Recently a Plymouth Duster I was driving found itself stranded on a lift in St. George, Utah at the Painter Sun Dodge Dealership. The coolest things about the place besides all the people that helped was the super badass Plymouth Road Runner in the lobby, and that the sign out front still said Plymouth on it. It got me to ruminating how despite the fact that you can't even walk three steps without someone talking about how great the muscle car era was it has today left the financial grasp of the very folks muscle cars were designed for. The fact that the manufacturers are marching headlong back to the future with the old is new again 30K plus zoot performance versions of the Challenger, Camaro, and Mustang defies the concept that the real key to muscle car goodness was affordability. Even the guy that could barley pay his rent could most likely afford to drive off the lot of his local Plymouth dealer behind the wheel of a 340 Duster in 1972. Looking around at the prices of these new beasties can cause a bad case of engine lust and financial aggravation. There is a solution besides antacids.

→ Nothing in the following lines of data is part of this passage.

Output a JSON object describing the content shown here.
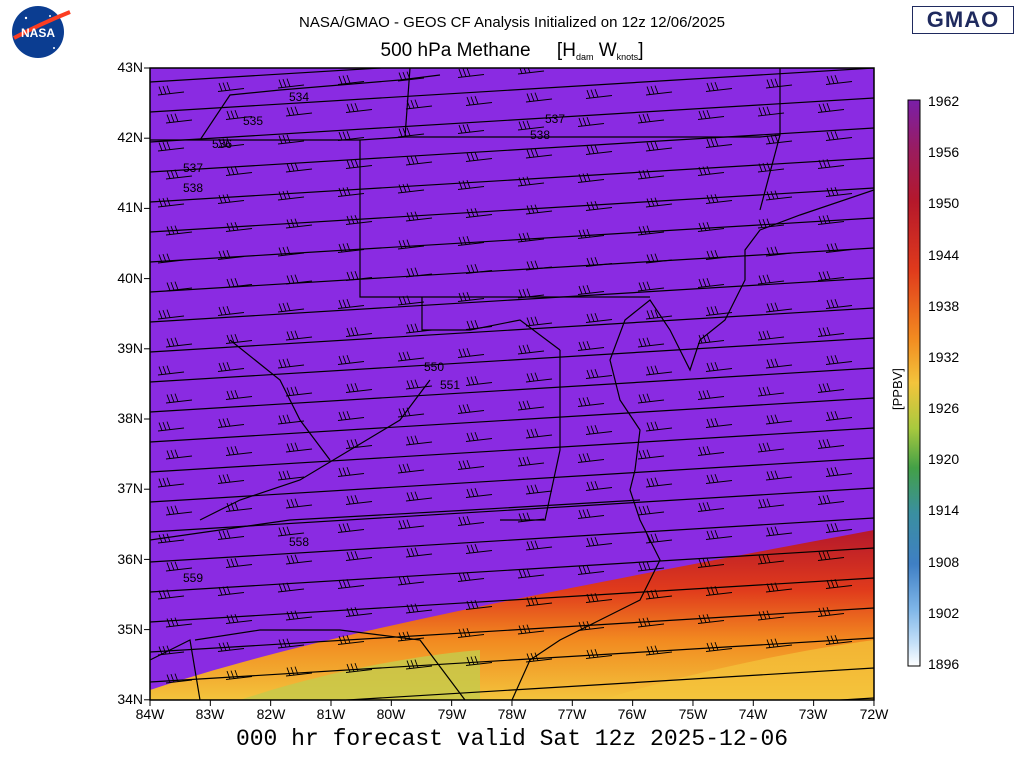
{
  "header": {
    "title_line1": "NASA/GMAO - GEOS CF Analysis Initialized on 12z 12/06/2025",
    "title_line2_main": "500 hPa Methane     [H",
    "title_sub_h": "dam",
    "title_mid": " W",
    "title_sub_w": "knots",
    "title_end": "]"
  },
  "logos": {
    "left": "NASA",
    "right": "GMAO"
  },
  "footer": {
    "valid_text": "000 hr forecast valid Sat 12z 2025-12-06"
  },
  "map": {
    "lat_labels": [
      "43N",
      "42N",
      "41N",
      "40N",
      "39N",
      "38N",
      "37N",
      "36N",
      "35N",
      "34N"
    ],
    "lon_labels": [
      "84W",
      "83W",
      "82W",
      "81W",
      "80W",
      "79W",
      "78W",
      "77W",
      "76W",
      "75W",
      "74W",
      "73W",
      "72W"
    ],
    "contour_labels": [
      "534",
      "535",
      "536",
      "537",
      "538",
      "537",
      "538",
      "550",
      "551",
      "558",
      "559"
    ],
    "fill_color": "#8a2be2"
  },
  "colorbar": {
    "unit": "[PPBV]",
    "labels": [
      "1962",
      "1956",
      "1950",
      "1944",
      "1938",
      "1932",
      "1926",
      "1920",
      "1914",
      "1908",
      "1902",
      "1896"
    ],
    "colors": [
      "#7a1fa8",
      "#b5182b",
      "#e03a1c",
      "#f28a20",
      "#f3c43c",
      "#a8c93e",
      "#43a047",
      "#3a8fa0",
      "#3f7fc4",
      "#7fb6e8",
      "#c5e0f8",
      "#ffffff"
    ]
  }
}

Plymouth must return to its former screaming anvil supersonic glory with a newfound vengeance. Imagine a lineup of budget performance vehicles with V-8 and 4-banger turbo power under the hood teamed up with rear and all-wheel drive drivetrains putting the power to the ground. Modern suspension and brakes could round out the package. The entire lineup should follow the same cut the crap philosophy as the original Road Runner. No frills. Brutal performance. Bargain price. Race bred styling. Even better would be to offer the base vehicles packing maximum performance at an affordable price then tooling up a full line of Mopar Performance upgrade components and go fast bits, so the cash strapped could build as they own. One could step up performance to suit their favorite driving activity. Drag racing, road course, rally, or just plain carving up the canyons the Plymouth name would once again be proud and be remembered for thunder, not a gentle breeze. A man can dream can't he?